Он почувствовал, как ладонь Анны скользнула ему на живот, нырнула под свитер и забралась в джинсы.
- Что-то не слышу шепота погоды, - прошептала Анна.
- Шепчет, шепчет, - подтвердил Колян.
Он блаженно расслабился, ощущая прохладные женские пальцы с острыми ногтями на самом интересном месте своего тела. И внезапно чуть не взвыл от боли - ногти впились в его плоть.
Железной хваткой Анна сжала гениталии Коляна.
- Думаешь, ты мужик и только поэтому тебе все можно? - она зло сверкнула глазами.
- Пусти!
- Я тебе сейчас все хозяйство отверчу, - и она повернула руку.
От обиды и боли у Коляна непроизвольно на глазах навернулись слезы. То, что секундой тому назад ему казалось возбуждающим и эротичным, сделалось унизительным и до крайности обидным.
- Я тебе сейчас такой массаж сделаю, что ты о женщинах месяца два вспоминать не будешь. Распухнет твое хозяйство так, что в штанах не уместится, будешь ходить и его руками придерживать.
- Пусти! - вновь попросил Колян, он хотел и боялся одновременно схватить Анну за руку.
И она медленно стала вытаскивать ее из-под джинсов, полосуя острыми ногтями плоть неудачливого кавалера.
- Запомни раз и навсегда, что подходить ко мне с такими предложениями опасно!
Колян постоял секунд с десять, не двигаясь, не веря в то, что мучения кончились. Анна брезгливо разглядывала свою правую руку, под накрашенными перламутровым лаком ногтями виднелись окровавленные кусочки кожи и черные вопросительные знаки жестких волос.

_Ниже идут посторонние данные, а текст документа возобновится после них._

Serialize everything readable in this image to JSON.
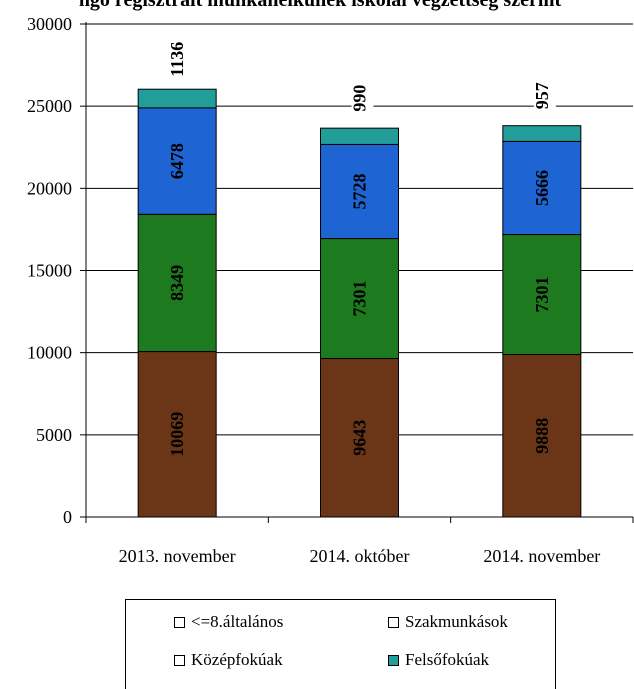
{
  "chart_data": {
    "type": "bar",
    "stacked": true,
    "title": "ngo regisztrált munkanélküliek iskolai végzettség szerint",
    "categories": [
      "2013. november",
      "2014. október",
      "2014. november"
    ],
    "series": [
      {
        "name": "<=8.általános",
        "values": [
          10069,
          9643,
          9888
        ],
        "color": "#6b3517",
        "legend_swatch": "#ffffff"
      },
      {
        "name": "Szakmunkások",
        "values": [
          8349,
          7301,
          7301
        ],
        "color": "#1e7a1e",
        "legend_swatch": "#ffffff"
      },
      {
        "name": "Középfokúak",
        "values": [
          6478,
          5728,
          5666
        ],
        "color": "#1e64d2",
        "legend_swatch": "#ffffff"
      },
      {
        "name": "Felsőfokúak",
        "values": [
          1136,
          990,
          957
        ],
        "color": "#229d9a",
        "legend_swatch": "#229d9a"
      }
    ],
    "y_ticks": [
      0,
      5000,
      10000,
      15000,
      20000,
      25000,
      30000
    ],
    "ylim": [
      0,
      30000
    ],
    "grid": true,
    "legend_position": "bottom"
  }
}
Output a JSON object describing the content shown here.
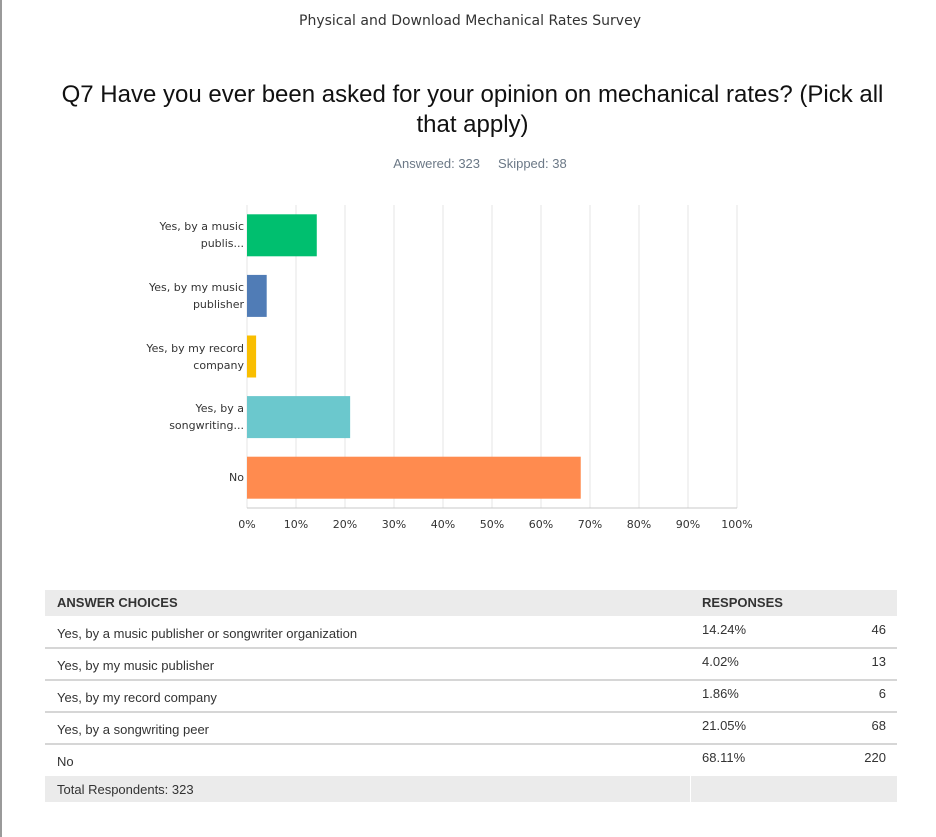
{
  "header": {
    "survey_title": "Physical and Download Mechanical Rates Survey",
    "question": "Q7 Have you ever been asked for your opinion on mechanical rates? (Pick all that apply)",
    "answered": "Answered: 323",
    "skipped": "Skipped: 38"
  },
  "chart_data": {
    "type": "bar",
    "orientation": "horizontal",
    "categories": [
      "Yes, by a music publis...",
      "Yes, by my music publisher",
      "Yes, by my record company",
      "Yes, by a songwriting...",
      "No"
    ],
    "values": [
      14.24,
      4.02,
      1.86,
      21.05,
      68.11
    ],
    "colors": [
      "#00bf6f",
      "#507cb6",
      "#f9be00",
      "#6bc8cd",
      "#ff8b4f"
    ],
    "xlim": [
      0,
      100
    ],
    "xticks": [
      {
        "value": 0,
        "label": "0%"
      },
      {
        "value": 10,
        "label": "10%"
      },
      {
        "value": 20,
        "label": "20%"
      },
      {
        "value": 30,
        "label": "30%"
      },
      {
        "value": 40,
        "label": "40%"
      },
      {
        "value": 50,
        "label": "50%"
      },
      {
        "value": 60,
        "label": "60%"
      },
      {
        "value": 70,
        "label": "70%"
      },
      {
        "value": 80,
        "label": "80%"
      },
      {
        "value": 90,
        "label": "90%"
      },
      {
        "value": 100,
        "label": "100%"
      }
    ],
    "grid": true
  },
  "table": {
    "columns": [
      "ANSWER CHOICES",
      "RESPONSES"
    ],
    "rows": [
      [
        "Yes, by a music publisher or songwriter organization",
        "14.24%",
        "46"
      ],
      [
        "Yes, by my music publisher",
        "4.02%",
        "13"
      ],
      [
        "Yes, by my record company",
        "1.86%",
        "6"
      ],
      [
        "Yes, by a songwriting peer",
        "21.05%",
        "68"
      ],
      [
        "No",
        "68.11%",
        "220"
      ]
    ],
    "footer": "Total Respondents: 323"
  }
}
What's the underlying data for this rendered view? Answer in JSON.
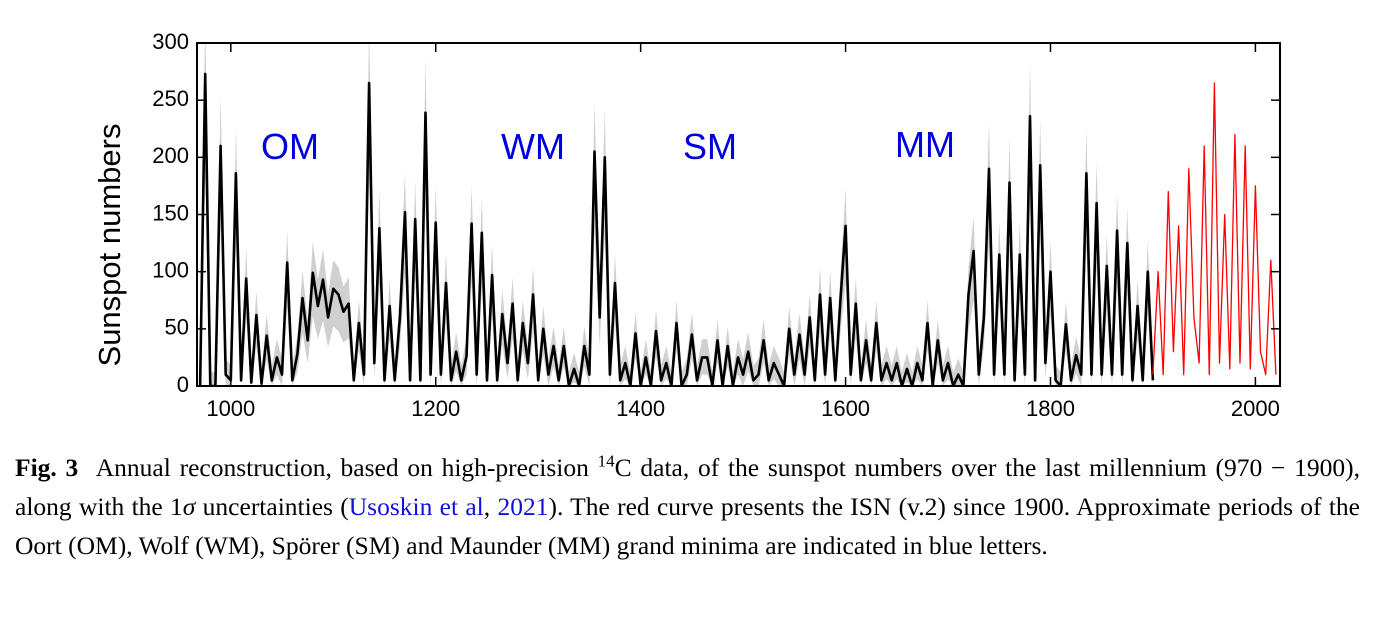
{
  "chart_data": {
    "type": "line",
    "ylabel": "Sunspot numbers",
    "xlim": [
      967,
      2024
    ],
    "ylim": [
      0,
      300
    ],
    "xticks": [
      1000,
      1200,
      1400,
      1600,
      1800,
      2000
    ],
    "yticks": [
      0,
      50,
      100,
      150,
      200,
      250,
      300
    ],
    "annotations": [
      "OM",
      "WM",
      "SM",
      "MM"
    ],
    "annotation_color": "#0000dd",
    "series": [
      {
        "color": "#000000",
        "band_color": "#d0d0d0",
        "x": [
          970,
          975,
          980,
          985,
          990,
          995,
          1000,
          1005,
          1010,
          1015,
          1020,
          1025,
          1030,
          1035,
          1040,
          1045,
          1050,
          1055,
          1060,
          1065,
          1070,
          1075,
          1080,
          1085,
          1090,
          1095,
          1100,
          1105,
          1110,
          1115,
          1120,
          1125,
          1130,
          1135,
          1140,
          1145,
          1150,
          1155,
          1160,
          1165,
          1170,
          1175,
          1180,
          1185,
          1190,
          1195,
          1200,
          1205,
          1210,
          1215,
          1220,
          1225,
          1230,
          1235,
          1240,
          1245,
          1250,
          1255,
          1260,
          1265,
          1270,
          1275,
          1280,
          1285,
          1290,
          1295,
          1300,
          1305,
          1310,
          1315,
          1320,
          1325,
          1330,
          1335,
          1340,
          1345,
          1350,
          1355,
          1360,
          1365,
          1370,
          1375,
          1380,
          1385,
          1390,
          1395,
          1400,
          1405,
          1410,
          1415,
          1420,
          1425,
          1430,
          1435,
          1440,
          1445,
          1450,
          1455,
          1460,
          1465,
          1470,
          1475,
          1480,
          1485,
          1490,
          1495,
          1500,
          1505,
          1510,
          1515,
          1520,
          1525,
          1530,
          1535,
          1540,
          1545,
          1550,
          1555,
          1560,
          1565,
          1570,
          1575,
          1580,
          1585,
          1590,
          1595,
          1600,
          1605,
          1610,
          1615,
          1620,
          1625,
          1630,
          1635,
          1640,
          1645,
          1650,
          1655,
          1660,
          1665,
          1670,
          1675,
          1680,
          1685,
          1690,
          1695,
          1700,
          1705,
          1710,
          1715,
          1720,
          1725,
          1730,
          1735,
          1740,
          1745,
          1750,
          1755,
          1760,
          1765,
          1770,
          1775,
          1780,
          1785,
          1790,
          1795,
          1800,
          1805,
          1810,
          1815,
          1820,
          1825,
          1830,
          1835,
          1840,
          1845,
          1850,
          1855,
          1860,
          1865,
          1870,
          1875,
          1880,
          1885,
          1890,
          1895,
          1900
        ],
        "values": [
          0,
          273,
          0,
          0,
          210,
          10,
          5,
          186,
          5,
          94,
          3,
          62,
          2,
          44,
          5,
          25,
          10,
          108,
          5,
          28,
          77,
          40,
          99,
          70,
          93,
          60,
          85,
          80,
          65,
          72,
          5,
          55,
          10,
          265,
          20,
          138,
          5,
          70,
          5,
          60,
          152,
          5,
          146,
          5,
          239,
          10,
          143,
          10,
          90,
          5,
          30,
          5,
          26,
          142,
          10,
          134,
          5,
          97,
          5,
          63,
          20,
          72,
          5,
          55,
          20,
          80,
          5,
          50,
          10,
          35,
          5,
          35,
          0,
          15,
          0,
          35,
          10,
          205,
          60,
          200,
          10,
          90,
          5,
          20,
          0,
          46,
          0,
          25,
          0,
          48,
          5,
          20,
          0,
          55,
          0,
          10,
          45,
          5,
          25,
          25,
          0,
          40,
          0,
          35,
          0,
          25,
          10,
          30,
          5,
          10,
          40,
          5,
          20,
          10,
          0,
          50,
          10,
          45,
          10,
          60,
          5,
          80,
          10,
          77,
          5,
          75,
          140,
          10,
          72,
          5,
          40,
          5,
          55,
          5,
          20,
          5,
          20,
          0,
          15,
          0,
          20,
          5,
          55,
          0,
          40,
          5,
          20,
          0,
          10,
          0,
          80,
          118,
          10,
          60,
          190,
          10,
          115,
          10,
          178,
          5,
          115,
          10,
          236,
          5,
          193,
          20,
          100,
          5,
          0,
          54,
          5,
          27,
          10,
          186,
          10,
          160,
          10,
          105,
          10,
          136,
          10,
          125,
          5,
          70,
          5,
          100,
          5
        ],
        "upper": [
          12,
          326,
          12,
          12,
          254,
          24,
          18,
          226,
          18,
          120,
          15,
          83,
          14,
          63,
          18,
          41,
          24,
          136,
          18,
          44,
          101,
          58,
          126,
          93,
          119,
          81,
          110,
          104,
          87,
          95,
          18,
          75,
          24,
          317,
          35,
          171,
          18,
          93,
          18,
          81,
          187,
          18,
          180,
          18,
          287,
          24,
          176,
          24,
          116,
          18,
          47,
          18,
          42,
          175,
          24,
          166,
          18,
          124,
          18,
          84,
          35,
          95,
          18,
          75,
          35,
          104,
          18,
          70,
          24,
          52,
          18,
          52,
          12,
          29,
          12,
          52,
          24,
          248,
          81,
          242,
          24,
          116,
          18,
          35,
          12,
          65,
          12,
          41,
          12,
          67,
          18,
          35,
          12,
          75,
          12,
          24,
          64,
          18,
          41,
          41,
          12,
          58,
          12,
          52,
          12,
          41,
          24,
          47,
          18,
          24,
          58,
          18,
          35,
          24,
          12,
          70,
          24,
          64,
          24,
          81,
          18,
          104,
          24,
          101,
          18,
          98,
          173,
          24,
          95,
          18,
          58,
          18,
          75,
          18,
          35,
          18,
          35,
          12,
          29,
          12,
          35,
          18,
          75,
          12,
          58,
          18,
          35,
          12,
          24,
          12,
          104,
          148,
          24,
          81,
          231,
          24,
          144,
          24,
          217,
          18,
          144,
          24,
          283,
          18,
          234,
          35,
          127,
          18,
          12,
          74,
          18,
          43,
          24,
          226,
          24,
          196,
          24,
          133,
          24,
          168,
          24,
          156,
          18,
          93,
          18,
          127,
          18
        ],
        "lower": [
          0,
          183,
          0,
          0,
          139,
          0,
          0,
          122,
          0,
          58,
          0,
          35,
          0,
          23,
          0,
          10,
          0,
          68,
          0,
          12,
          46,
          20,
          61,
          41,
          57,
          34,
          52,
          48,
          38,
          42,
          0,
          31,
          0,
          178,
          6,
          89,
          0,
          41,
          0,
          34,
          98,
          0,
          94,
          0,
          159,
          0,
          92,
          0,
          55,
          0,
          13,
          0,
          10,
          91,
          0,
          86,
          0,
          60,
          0,
          36,
          6,
          42,
          0,
          31,
          6,
          48,
          0,
          27,
          0,
          17,
          0,
          17,
          0,
          3,
          0,
          17,
          0,
          136,
          34,
          132,
          0,
          55,
          0,
          6,
          0,
          24,
          0,
          10,
          0,
          26,
          0,
          6,
          0,
          31,
          0,
          0,
          24,
          0,
          10,
          10,
          0,
          20,
          0,
          17,
          0,
          10,
          0,
          13,
          0,
          0,
          20,
          0,
          6,
          0,
          0,
          27,
          0,
          24,
          0,
          34,
          0,
          48,
          0,
          46,
          0,
          45,
          90,
          0,
          42,
          0,
          20,
          0,
          31,
          0,
          6,
          0,
          6,
          0,
          3,
          0,
          6,
          0,
          31,
          0,
          20,
          0,
          6,
          0,
          0,
          0,
          48,
          75,
          0,
          34,
          125,
          0,
          73,
          0,
          117,
          0,
          73,
          0,
          157,
          0,
          127,
          6,
          62,
          0,
          0,
          30,
          0,
          11,
          0,
          122,
          0,
          104,
          0,
          66,
          0,
          87,
          0,
          80,
          0,
          41,
          0,
          62,
          0
        ]
      },
      {
        "color": "#ff0000",
        "x": [
          1900,
          1905,
          1910,
          1915,
          1920,
          1925,
          1930,
          1935,
          1940,
          1945,
          1950,
          1955,
          1960,
          1965,
          1970,
          1975,
          1980,
          1985,
          1990,
          1995,
          2000,
          2005,
          2010,
          2015,
          2020
        ],
        "values": [
          10,
          100,
          10,
          170,
          30,
          140,
          10,
          190,
          60,
          20,
          210,
          10,
          265,
          20,
          150,
          15,
          220,
          20,
          210,
          15,
          175,
          30,
          10,
          110,
          10
        ]
      }
    ]
  },
  "caption": {
    "label": "Fig. 3",
    "parts": [
      "Annual reconstruction, based on high-precision ",
      "14",
      "C data, of the sunspot numbers over the last millennium (970 − 1900), along with the 1",
      "σ",
      " uncertainties (",
      "Usoskin et al",
      ", ",
      "2021",
      "). The red curve presents the ISN (v.2) since 1900. Approximate periods of the Oort (OM), Wolf (WM), Spörer (SM) and Maunder (MM) grand minima are indicated in blue letters."
    ]
  }
}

- Мерзость какая! - проговорила она, заворачивая руку носовым платком. - Могу тебе прокладку дать, если не хочешь трусы кровью испачкать, - холодно сказала она и резко ударила коленом Коляна в пах.
Тот почти беззвучно взвыл от боли и обхватил низ живота руками.
- Козел ты безрогий, - уже без всякой злобы произнесла Анна и, держа на отлете руку, завернутую в платок, подошла к погрузочной рампе, на которой стоял Толян. - Дурак твой приятель, - она попыталась отвернуть вентиль на кране, который служил для полива цветника, но тот не поддавался. - Чего стоишь, помоги мне!
Зажурчала вода. Анна долго и старательно мыла руку, выгребая из-под ногтей все, что туда забилось.
- Животное! Сучка! - послышалось сзади. Колян подошел, но не очень близко и шипел на Анну.
- Мне погода нашептала, - спокойно сказала женщина, стряхивая с рук сверкающие капли воды, - она каждому свое шепчет.
- Убью, падла! - потерял всякое терпение Колян и двинулся на Анну.
Та, как кошка вскидывает лапу, вскинула руку. Сверкнули накрашенные ногти.
- Только подойди, я тебе глаза мигом выковыряю!